British Summer Time will be officially over for this year on Sunday 29th October 2017 when the clocks fall back an hour.
For child free households this could be an extra hour of sleep, out in the clubs or time in bed with the Sunday papers. But as a parent, gaining an hour means that children’s schedules are thrown off, sleep may become a challenge (for a few days, anyway).
Here are our best ways of improving your child’s sleeping pattern when daylight saving ends:
Tip 1: Move your child’s body clock
If you can start adjusting your child’s bedtime routine slowly across the fortnight before the clocks change, putting them to bed 15 minutes later than usual. After three or four nights of the new time, shift bedtime again by another 15 minutes and continue repeating this process until the bedtime has moved an hour later. Don’t worry if your child still wakes at the same time in the morning, by slowly shifting their body clock you will find the morning will soon catch up.
Tip 2: Be melatonin savvy
Light has an enormous influence on our body clocks and on the production of the sleep hormone melatonin, so get children outside in the afternoon light for some outdoors play to keep them up a bit later at bedtime.
Tip 3: Relaxation time
Turn off the tech and turn off TVs, tablets and computers an hour before you want them to be going to sleep. Wind down with relaxing activities such as jigsaws or board games in the half hour before the start of your bedtime routine. Recent research has shown that bright light from screens can interfere with the production of the sleep hormone, melatonin.

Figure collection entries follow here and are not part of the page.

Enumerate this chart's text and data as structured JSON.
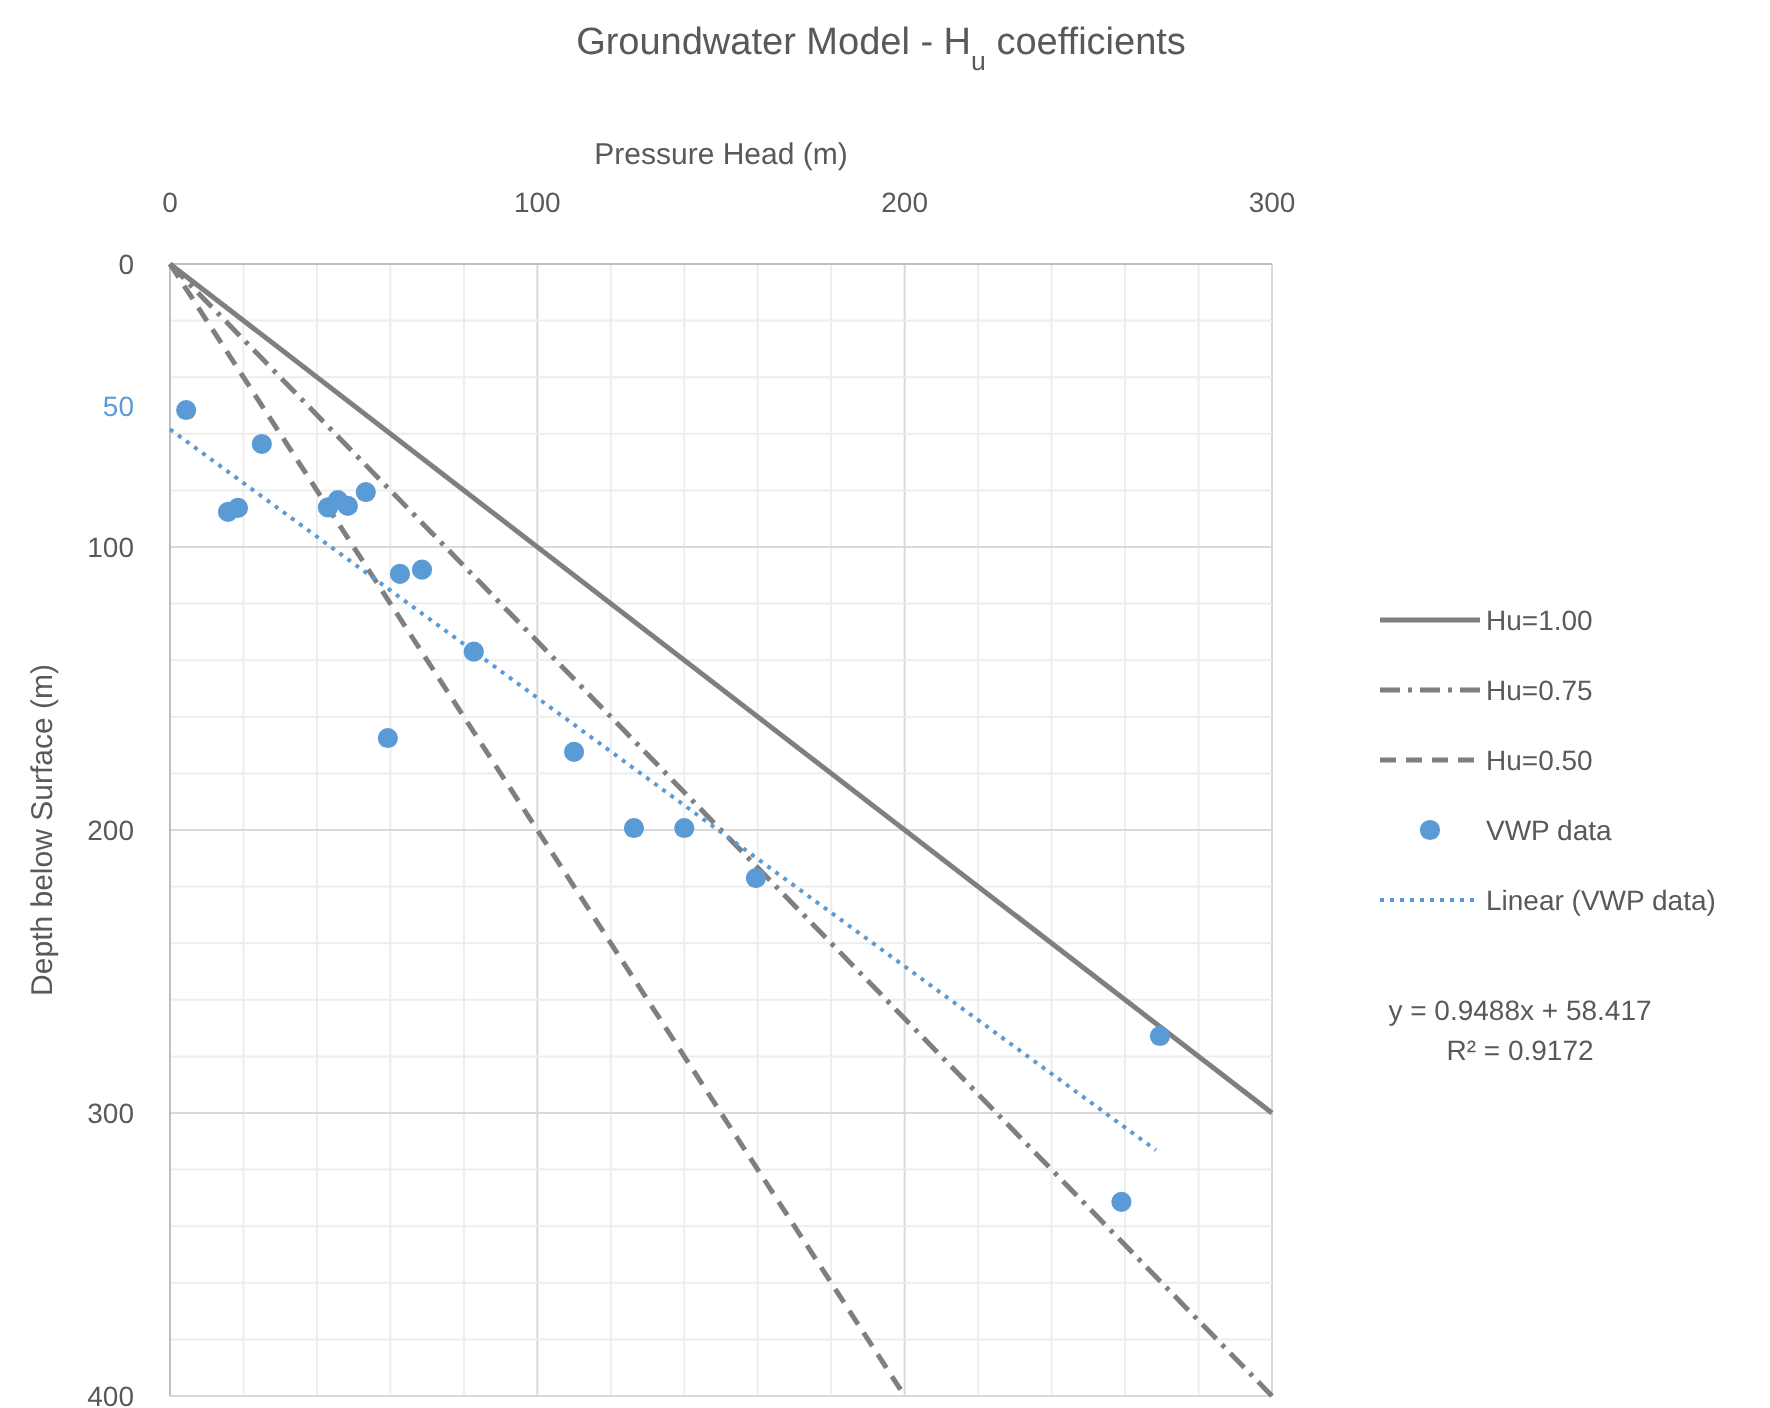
{
  "chart_data": {
    "type": "scatter",
    "title": "Groundwater Model - H$_{u}$ coefficients",
    "xlabel": "Pressure Head (m)",
    "ylabel": "Depth below Surface (m)",
    "xlim": [
      0,
      300
    ],
    "xticks": [
      0,
      {
        "value": 20,
        "label": null
      },
      {
        "value": 40,
        "label": null
      },
      {
        "value": 60,
        "label": null
      },
      {
        "value": 80,
        "label": null
      },
      100,
      {
        "value": 120,
        "label": null
      },
      {
        "value": 140,
        "label": null
      },
      {
        "value": 160,
        "label": null
      },
      {
        "value": 180,
        "label": null
      },
      200,
      {
        "value": 220,
        "label": null
      },
      {
        "value": 240,
        "label": null
      },
      {
        "value": 260,
        "label": null
      },
      {
        "value": 280,
        "label": null
      },
      300
    ],
    "ylim": [
      400,
      0
    ],
    "yticks": [
      0,
      {
        "value": 20,
        "label": null
      },
      {
        "value": 40,
        "label": null
      },
      {
        "value": 60,
        "label": null
      },
      {
        "value": 80,
        "label": null
      },
      100,
      {
        "value": 120,
        "label": null
      },
      {
        "value": 140,
        "label": null
      },
      {
        "value": 160,
        "label": null
      },
      {
        "value": 180,
        "label": null
      },
      200,
      {
        "value": 220,
        "label": null
      },
      {
        "value": 240,
        "label": null
      },
      {
        "value": 260,
        "label": null
      },
      {
        "value": 280,
        "label": null
      },
      300,
      {
        "value": 320,
        "label": null
      },
      {
        "value": 340,
        "label": null
      },
      {
        "value": 360,
        "label": null
      },
      {
        "value": 380,
        "label": null
      },
      400
    ],
    "grid": true,
    "legend": "right",
    "series": [
      {
        "name": "Hu=1.00",
        "type": "line",
        "color": "#7f7f7f",
        "line_style": "solid",
        "x": [
          0,
          300
        ],
        "values": [
          0,
          300
        ]
      },
      {
        "name": "Hu=0.75",
        "type": "line",
        "color": "#7f7f7f",
        "line_style": "dashdot",
        "x": [
          0,
          300
        ],
        "values": [
          0,
          400
        ]
      },
      {
        "name": "Hu=0.50",
        "type": "line",
        "color": "#7f7f7f",
        "line_style": "dashed",
        "x": [
          0,
          200
        ],
        "values": [
          0,
          400
        ]
      },
      {
        "name": "VWP data",
        "color": "#5b9bd5",
        "marker": "circle",
        "x": [
          4.4,
          25,
          15.8,
          18.5,
          43,
          45.7,
          48.4,
          53.3,
          62.6,
          68.6,
          82.7,
          59.3,
          110,
          126.3,
          140,
          159.5,
          269.5,
          259
        ],
        "values": [
          51.6,
          63.6,
          87.6,
          86.2,
          86,
          83.4,
          85.5,
          80.6,
          109.5,
          108,
          137,
          167.5,
          172.4,
          199.3,
          199.3,
          217,
          272.8,
          331.4
        ]
      },
      {
        "name": "Linear (VWP data)",
        "type": "line",
        "color": "#5b9bd5",
        "line_style": "dotted",
        "x": [
          0,
          268.4
        ],
        "values": [
          58.4,
          313.1
        ]
      }
    ],
    "annotations": [
      {
        "text": "50",
        "x": 0,
        "y": 50
      },
      "y = 0.9488x + 58.417",
      "R² = 0.9172"
    ]
  }
}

Tip 4: Reinforce your bedroom routine
Whatever your bedtime ritual in the hour before your child goes to bed, stick to it in the run up to the clock change and carry out the same steps every night. Having a regular routine means your child’s body will start to prepare for sleep as soon as you start this process. This is especially important when you are making adjustments to their bedtime to help with the clock change.
Tip 5: When can I get up?
Young children have no idea when they can get up and play, a simple low watt bulb light, plugged into a timer switch in their room will help them to know it’s morning. Set the light to come on 15 minutes later than usual, explaining they must stay in bed until the light comes on, even if it means you have to stay in the room with them initially. If your child stays in bed offer them plenty of praise. As bedtime moves back, shift the timer switch later. Don’t be tempted to move any quicker as your child may struggle to wait and it won’t work.
Tip 6: Good start
Delay your child’s morning milk and breakfast by 15 minutes every few days, so they don’t wake early expecting food. Avoid the temptation of giving your child a feed if they wake too early, in the hope that will get them back to sleep; you are more likely to just set up bad habits for the future.